Put simply, the regulator wants exchanges to submit suspicious transaction reports whenever any single cross-border transfer reaches 10 million Korean won. At first, it may not sound too unreasonable, but DAXA’s opposition is actually quite well-founded. The rules completely disregard the principles set by financial intelligence units themselves. They clearly stated, “Low-risk transactions are allowed, while high-risk transactions are restricted.” Yet this draft would label even ordinary cross-border transfers as suspicious.
Most painful of all is the data comparison. Last year, the five largest platforms in South Korea logged roughly 63,000 suspicious transaction reports. Under this new rule, that figure would suddenly surge to 5.4 million. Think about what that means: a sudden increase by dozens of times. Compliance teams would be overwhelmed by reports, while truly risky transaction signals would be diluted.

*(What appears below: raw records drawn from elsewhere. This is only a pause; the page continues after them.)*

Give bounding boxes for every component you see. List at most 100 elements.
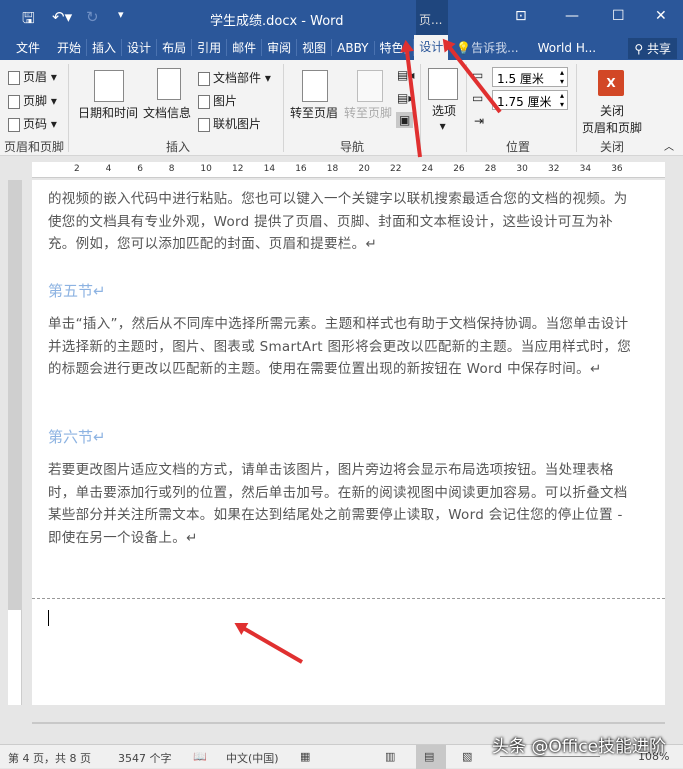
ruler-tick-label: 20 [358, 164, 370, 174]
page-count[interactable]: 第 4 页，共 8 页 [8, 750, 91, 766]
collapse-ribbon-icon[interactable]: ︿ [664, 138, 674, 153]
tab-review[interactable]: 审阅 [262, 39, 298, 56]
header-button[interactable]: 页眉 ▾ [8, 68, 57, 85]
ruler-tick-label: 32 [548, 164, 560, 174]
ruler-tick-label: 24 [421, 164, 434, 174]
tab-mailings[interactable]: 邮件 [227, 39, 263, 56]
tab-design[interactable]: 设计 [122, 39, 158, 56]
print-layout-icon[interactable]: ▤ [416, 745, 446, 769]
horizontal-ruler[interactable]: 2 4 6 8 10 12 14 16 18 20 22 24 26 28 30 32 34 36 [32, 162, 665, 178]
ribbon-display-icon[interactable]: ⊡ [515, 8, 527, 24]
ruler-tick-label: 36 [611, 164, 623, 174]
options-button[interactable]: 选项 ▾ [432, 102, 456, 133]
proofing-icon[interactable]: 📖 [193, 750, 207, 763]
group-label-insert: 插入 [166, 140, 191, 154]
insert-alignment-tab-icon[interactable]: ⇥ [474, 114, 484, 128]
heading-section-6: 第六节↵ [48, 428, 106, 446]
close-label: 关闭 [600, 104, 625, 118]
header-position-input[interactable]: 1.5 厘米 ▴ ▾ [492, 67, 568, 87]
page-number-label: 页码 [23, 117, 48, 131]
header-position-value: 1.5 厘米 [497, 72, 544, 86]
pictures-button[interactable]: 图片 [198, 92, 237, 109]
tell-me-label: 告诉我... [471, 41, 519, 55]
page-number-icon [8, 117, 20, 132]
paragraph: 若要更改图片适应文档的方式，请单击该图片，图片旁边将会显示布局选项按钮。当处理表… [48, 462, 628, 546]
footer-position-input[interactable]: 1.75 厘米 ▴ ▾ [492, 90, 568, 110]
macro-icon[interactable]: ▦ [300, 750, 310, 763]
share-button[interactable]: ⚲ 共享 [628, 38, 677, 59]
goto-header-button[interactable]: 转至页眉 [290, 104, 338, 121]
window-title: 学生成绩.docx - Word [210, 14, 344, 29]
word-count[interactable]: 3547 个字 [118, 750, 172, 766]
person-icon: ⚲ [634, 42, 644, 56]
close-hf-button[interactable]: 关闭 页眉和页脚 [582, 102, 642, 136]
group-label-nav: 导航 [340, 140, 365, 154]
footer-icon [8, 94, 20, 109]
ruler-tick-label: 14 [263, 164, 276, 174]
read-mode-icon[interactable]: ▥ [385, 750, 395, 763]
paragraph: 单击“插入”，然后从不同库中选择所需元素。主题和样式也有助于文档保持协调。当您单… [48, 316, 632, 377]
quick-parts-button[interactable]: 文档部件 ▾ [198, 69, 271, 86]
quick-parts-label: 文档部件 [213, 71, 262, 85]
ruler-tick-label: 30 [516, 164, 528, 174]
ribbon: 页眉 ▾ 页脚 ▾ 页码 ▾ 页眉和页脚 日期和时间 文档信息 文档部件 ▾ 图… [0, 60, 683, 156]
calendar-clock-icon [94, 70, 124, 102]
web-layout-icon[interactable]: ▧ [462, 750, 472, 763]
page-number-button[interactable]: 页码 ▾ [8, 115, 57, 132]
redo-icon[interactable]: ↻ [86, 8, 99, 26]
tab-home[interactable]: 开始 [52, 39, 88, 56]
options-label: 选项 [432, 104, 457, 118]
text-cursor [48, 610, 49, 626]
link-to-previous-icon[interactable]: ▣ [396, 112, 414, 128]
online-pictures-button[interactable]: 联机图片 [198, 115, 261, 132]
tab-abbyy[interactable]: ABBY [332, 40, 375, 55]
options-icon [428, 68, 458, 100]
account-name[interactable]: World H... [524, 41, 601, 55]
ruler-tick-label: 12 [232, 164, 244, 174]
goto-footer-button: 转至页脚 [344, 106, 393, 120]
vertical-ruler[interactable] [8, 180, 22, 705]
minimize-button[interactable]: — [565, 8, 579, 24]
document-page[interactable]: 的视频的嵌入代码中进行粘贴。您也可以键入一个关键字以联机搜索最适合您的文档的视频… [32, 180, 665, 705]
ruler-tick-label: 34 [579, 164, 592, 174]
close-button[interactable]: ✕ [655, 8, 667, 24]
online-picture-icon [198, 117, 210, 132]
horizontal-scrollbar[interactable] [32, 722, 665, 724]
tell-me[interactable]: 💡告诉我... [448, 39, 523, 56]
customize-qat-icon[interactable]: ▾ [118, 8, 124, 21]
save-icon[interactable]: 🖫 [22, 8, 35, 33]
online-pictures-label: 联机图片 [213, 117, 262, 131]
ruler-tick-label: 26 [453, 164, 465, 174]
context-tab-label: 页... [416, 0, 448, 35]
footer-bottom-icon: ▭ [472, 91, 484, 105]
tab-layout[interactable]: 布局 [157, 39, 193, 56]
ruler-tick-label: 8 [168, 164, 175, 174]
ruler-tick-label: 6 [137, 164, 143, 174]
tab-insert[interactable]: 插入 [87, 39, 123, 56]
ruler-tick-label: 22 [390, 164, 402, 174]
goto-footer-icon [357, 70, 383, 102]
ruler-tick-label: 4 [105, 164, 112, 174]
watermark: 头条 @Office技能进阶 [492, 737, 667, 757]
close-label-2: 页眉和页脚 [582, 121, 643, 135]
undo-icon[interactable]: ↶▾ [52, 8, 72, 26]
ruler-tick-label: 16 [295, 164, 307, 174]
header-label: 页眉 [23, 70, 48, 84]
close-hf-icon[interactable]: X [598, 70, 624, 96]
doc-info-icon [157, 68, 181, 100]
date-time-button[interactable]: 日期和时间 [78, 104, 138, 121]
group-label-position: 位置 [506, 140, 531, 154]
goto-header-icon [302, 70, 328, 102]
footer-boundary [32, 598, 665, 599]
doc-info-button[interactable]: 文档信息 [143, 104, 191, 121]
maximize-button[interactable]: ☐ [612, 8, 625, 24]
tab-view[interactable]: 视图 [297, 39, 333, 56]
tab-file[interactable]: 文件 [0, 39, 52, 56]
tab-references[interactable]: 引用 [192, 39, 228, 56]
footer-position-value: 1.75 厘米 [497, 95, 552, 109]
title-bar: 🖫 ↶▾ ↻ ▾ 学生成绩.docx - Word 页... ⊡ — ☐ ✕ [0, 0, 683, 35]
picture-icon [198, 94, 210, 109]
language[interactable]: 中文(中国) [226, 750, 279, 766]
footer-button[interactable]: 页脚 ▾ [8, 92, 57, 109]
ruler-tick-label: 18 [326, 164, 339, 174]
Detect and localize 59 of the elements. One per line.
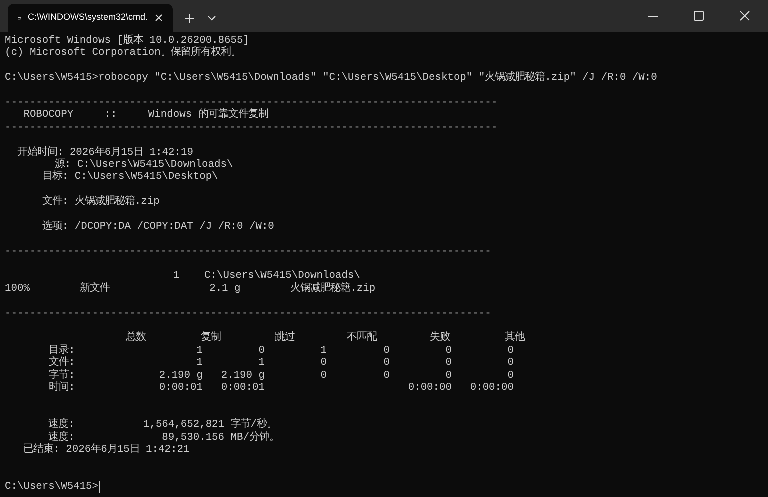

DAXA also has objections to another proposal—requiring exchanges to verify the accuracy of customer information. They believe there is no clear legal basis for it, calling it regulatory overreach that goes beyond the scope.
This matter vividly reflects the tug-of-war between regulation and the industry right now. On the one hand, anti-money-laundering compliance is indeed necessary. On the other hand, rules that are designed irrationally will instead cause the entire system to fail. The 10 million Korean won threshold and the dozens-of-times jump in report volume—behind these numbers is what the industry is essentially saying: don’t regulate with an all-out flood approach; regulation needs to be more precise.